THE Biennale of Sydney is Australia's largest exhibition of international contemporary art. More than 100 artists from 35 countries are represented in an exhibit called "The Boundary Rider." The show is housed in the imposing, traditional Art Gallery of New South Wales and in other venues around the city.

The boundary rider is a rugged, folkloric figure who traveled remote areas caring for the fences that defined the borders between cultivated land and wilderness. The theme of the show is an investigation of conceptual and cultural boundaries and their transgressions.

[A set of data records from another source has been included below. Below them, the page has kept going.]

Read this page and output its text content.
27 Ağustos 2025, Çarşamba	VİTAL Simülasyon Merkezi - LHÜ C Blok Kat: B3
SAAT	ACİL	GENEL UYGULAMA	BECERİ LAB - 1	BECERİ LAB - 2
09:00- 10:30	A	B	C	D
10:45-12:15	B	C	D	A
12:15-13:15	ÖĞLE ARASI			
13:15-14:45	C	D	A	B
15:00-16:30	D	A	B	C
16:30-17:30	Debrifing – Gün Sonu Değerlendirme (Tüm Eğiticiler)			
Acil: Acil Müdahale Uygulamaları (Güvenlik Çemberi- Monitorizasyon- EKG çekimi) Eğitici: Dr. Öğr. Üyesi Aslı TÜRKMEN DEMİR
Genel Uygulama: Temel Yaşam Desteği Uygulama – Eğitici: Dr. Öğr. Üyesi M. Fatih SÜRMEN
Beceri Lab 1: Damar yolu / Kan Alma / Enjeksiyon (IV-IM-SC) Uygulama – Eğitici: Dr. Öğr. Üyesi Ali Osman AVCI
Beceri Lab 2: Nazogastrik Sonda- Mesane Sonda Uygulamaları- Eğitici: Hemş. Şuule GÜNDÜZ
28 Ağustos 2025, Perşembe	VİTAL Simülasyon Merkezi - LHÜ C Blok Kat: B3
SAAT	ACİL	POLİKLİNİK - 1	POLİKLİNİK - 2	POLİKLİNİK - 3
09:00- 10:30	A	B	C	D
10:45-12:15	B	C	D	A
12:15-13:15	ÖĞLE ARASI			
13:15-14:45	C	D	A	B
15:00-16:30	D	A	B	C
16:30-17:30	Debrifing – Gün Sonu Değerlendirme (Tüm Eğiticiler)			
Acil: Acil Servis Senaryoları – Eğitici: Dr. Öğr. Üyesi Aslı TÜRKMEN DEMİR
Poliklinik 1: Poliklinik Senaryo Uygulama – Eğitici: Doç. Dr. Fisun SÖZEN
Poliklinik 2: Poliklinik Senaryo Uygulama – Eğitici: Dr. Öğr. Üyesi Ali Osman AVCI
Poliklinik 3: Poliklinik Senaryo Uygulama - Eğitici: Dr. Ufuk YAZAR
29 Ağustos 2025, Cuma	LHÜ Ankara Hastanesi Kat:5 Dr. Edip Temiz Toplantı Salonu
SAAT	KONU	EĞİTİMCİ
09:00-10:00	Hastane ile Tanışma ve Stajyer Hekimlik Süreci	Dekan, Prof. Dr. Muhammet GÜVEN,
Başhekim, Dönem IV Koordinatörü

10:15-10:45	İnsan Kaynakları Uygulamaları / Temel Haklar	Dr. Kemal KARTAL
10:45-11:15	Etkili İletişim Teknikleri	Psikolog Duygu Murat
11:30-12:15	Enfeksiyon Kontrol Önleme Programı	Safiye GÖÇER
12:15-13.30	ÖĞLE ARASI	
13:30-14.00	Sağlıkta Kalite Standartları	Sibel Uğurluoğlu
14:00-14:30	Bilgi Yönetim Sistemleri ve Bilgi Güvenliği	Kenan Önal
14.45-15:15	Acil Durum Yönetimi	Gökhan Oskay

The exhibit of French artist Orlan, "The Flesh, the Text, and the Languages," at the Art Gallery of New South Wales, certainly transgresses comfort boundaries. Visitors squirm and turn away as they watch a film of the artist's plastic surgery and liposuction on neck-craning overhead TV monitors. She lightens the drama with monotone commentary on skin, mortality, and self-image. Her high-speed scene of a nurse laboring under a ludicrously oversized urn of flowers give it a feel of the Marx Brothers meet " M.A.S.H."

Elsewhere was a quieter humor. Gallery attendant Derek Barson is his own exhibit. His green plastic guard's chair is inside a plexiglass cube, and he has his own sign on the wall. (The day I was there, he wasn't.)

"The Simulated City," by Dutch native Jeffrey Shaw, allows you to experience being the boundary rider. In a small, darkened room, a young attendant with a straw boater and vaguely Victorian clothes rides a bicycle bolted to the floor. His pedaling transports you through "city blocks" of computer-generated, three-dimensional-looking block letters shown on a screen at the front of the room. Turning the handlebars shifts him away from the streets, over a body of water, toward a dark and ominous sky. Suddenl y, the film stops as the rider, who turns out to be just a visitor, decides he's had enough and departs. Another visitor starts a new journey.

THE Bond Store, another venue for The Boundary Rider, situated in the original convict-built area, The Rocks, explores the idea of people being inside and outside of society. A major exhibit from the United States focuses on the tension between whites and undocumented Latin-American workers in the Southwest. Putting a human face on both the immigrants and the inhabitants who resist them, the exhibit shows a film strip of a white couple and a black woman complaining about illegals "ruining the neighborh ood." Shoes are strewn around the floor, some filled with dirt, or concrete, or decorated with broken glass.

Australian artists Anne Mosey and Dolly Nampijimpa Daniels juxtapose a homey, domestic landscape (fridge, sink, table and chairs), complete with Aboriginal artwork, with more elemental bush quarters: A large sheet of tin propped against tree branches protects several neatly made, but dirt-covered beds on the ground. A billy pot awaits tea, and entertainment is a deck of cards. Despite the spareness and the dirt, the scene has a quiet sense of completeness.